There is no standard definition of GET (Evidence Review G, p.335 lines 8-10), and therefore no requirement that increases in GET programmes must be by fixed increments. It can be seen from Evidence Review H that, in fact, studies of GET included in the evidence review did include flexible increments. It is therefore clear that the portrayal of programmes involving fixed increments as poorly evidenced and potentially harmful and programmes involving flexible increments as of potential benefit is a false distinction; studies of GET programmes have been assessed as low or very low quality evidence regardless of whether they involve fixed or flexible increments, with inconsistency of findings across outcome measures (Evidence Review G pp.137-165, 334-335).
We provide excerpts from study summaries in Evidence Review H, illustrating increasing by non-fixed increments:
Broadbent (2016), pp.34-35:
‘Exercise sessions were progressed by increasing the duration of the session only as tolerated for each participant. The workload was not increased until participants had achieved three consecutive exercise sessions of 30 min in total with no increase in symptoms, and the increase was 10% of the current workload. If participants reported any increase in fatigue or other symptoms during post-exercise, the exercise intensity was reduced until participants felt able to manage progression.’
Clark (2017), pp.92-93:
‘If symptoms increased after an incremental change in activity, participants were advised to maintain activity at the same level until symptoms had settled, before considering another incremental increase.’
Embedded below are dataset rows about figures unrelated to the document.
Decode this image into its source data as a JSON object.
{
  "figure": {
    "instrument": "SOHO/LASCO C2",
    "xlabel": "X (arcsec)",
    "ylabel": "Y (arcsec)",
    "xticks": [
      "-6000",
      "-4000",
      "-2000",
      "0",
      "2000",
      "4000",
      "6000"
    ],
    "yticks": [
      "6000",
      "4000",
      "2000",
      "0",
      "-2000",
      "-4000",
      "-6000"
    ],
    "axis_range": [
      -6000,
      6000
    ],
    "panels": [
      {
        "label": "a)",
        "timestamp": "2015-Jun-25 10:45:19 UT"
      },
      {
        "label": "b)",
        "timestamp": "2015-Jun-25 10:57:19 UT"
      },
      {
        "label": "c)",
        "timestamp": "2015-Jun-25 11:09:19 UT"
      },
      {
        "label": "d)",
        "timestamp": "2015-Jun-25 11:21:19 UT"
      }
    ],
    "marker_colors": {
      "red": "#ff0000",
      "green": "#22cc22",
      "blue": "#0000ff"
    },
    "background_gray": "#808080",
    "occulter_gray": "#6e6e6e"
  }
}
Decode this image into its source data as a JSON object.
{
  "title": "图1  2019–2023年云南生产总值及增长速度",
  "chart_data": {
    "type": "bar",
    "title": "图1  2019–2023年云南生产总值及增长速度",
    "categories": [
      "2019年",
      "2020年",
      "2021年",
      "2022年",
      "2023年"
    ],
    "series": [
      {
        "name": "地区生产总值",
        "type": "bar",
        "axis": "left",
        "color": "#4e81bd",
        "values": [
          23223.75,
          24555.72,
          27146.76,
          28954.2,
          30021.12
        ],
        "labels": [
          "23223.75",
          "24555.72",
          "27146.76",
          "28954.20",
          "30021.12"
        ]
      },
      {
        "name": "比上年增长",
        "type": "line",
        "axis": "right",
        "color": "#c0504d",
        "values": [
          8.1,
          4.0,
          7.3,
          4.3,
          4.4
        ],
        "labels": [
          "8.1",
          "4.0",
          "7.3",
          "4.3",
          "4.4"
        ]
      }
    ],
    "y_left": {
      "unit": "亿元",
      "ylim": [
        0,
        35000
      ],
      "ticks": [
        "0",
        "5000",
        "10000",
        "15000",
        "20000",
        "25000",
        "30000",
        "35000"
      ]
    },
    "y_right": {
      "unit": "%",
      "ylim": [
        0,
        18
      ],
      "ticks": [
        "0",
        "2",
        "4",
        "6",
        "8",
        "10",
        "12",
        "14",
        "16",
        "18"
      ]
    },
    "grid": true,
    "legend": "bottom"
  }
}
Wallman (2004), pp.230-231:
‘Subjects were instructed to exercise every second day unless they had a relapse. If this occurred or if symptoms became worse, the next exercise session was shortened or cancelled and subsequent sessions were reduced to a length that subjects felt was manageable (pacing)’
Descriptions of other GET study interventions included in the evidence review also indicated that increasing was not by fixed increment (Fulcher, 1997; Wearden, 1998; White, 2011). Further, Evidence Review G acknowledges the heterogeneity of interventions described in GET studies (p.335, lines 9-10). Therefore, it is not sufficient to recommend that 'any programme based on fixed incremental increases in physical activity or exercise, for example graded exercise therapy' should not be offered to people with ME/CFS. To accurately reflect the evidence and adequately protect people with ME/CFS from harms, lines 6-7 should recommend that all programmes that have increasing activity or exercise as their objective, regardless of whether this is by fixed or flexible increments, should not be offered to people with ME/CFS. This includes but is not limited to GET.
p.28 lines 8-9: Delete ‘structured’. Suggested edit: ‘a
ny activity or exercise programme based on a hypothesis of the cause of ME/CFS, as this is not yet known. This includes activity or exercise programmes based on deconditioning, central sensitisation, or fear avoidance, and ones that aim to desensitise people with ME/CFS to exertion or triggers (eg., light, sound) through exposure.’
p.28 line 10-11: Good. Should be retained.
p.28 lines 1-11: Include an additional recommendation after 1.11.16: ‘
There is no reliable evidence that activity programmes are effective in managing ME/CFS or its symptoms or increasing function or tolerance to activity. Therefore they should not be offered as such.’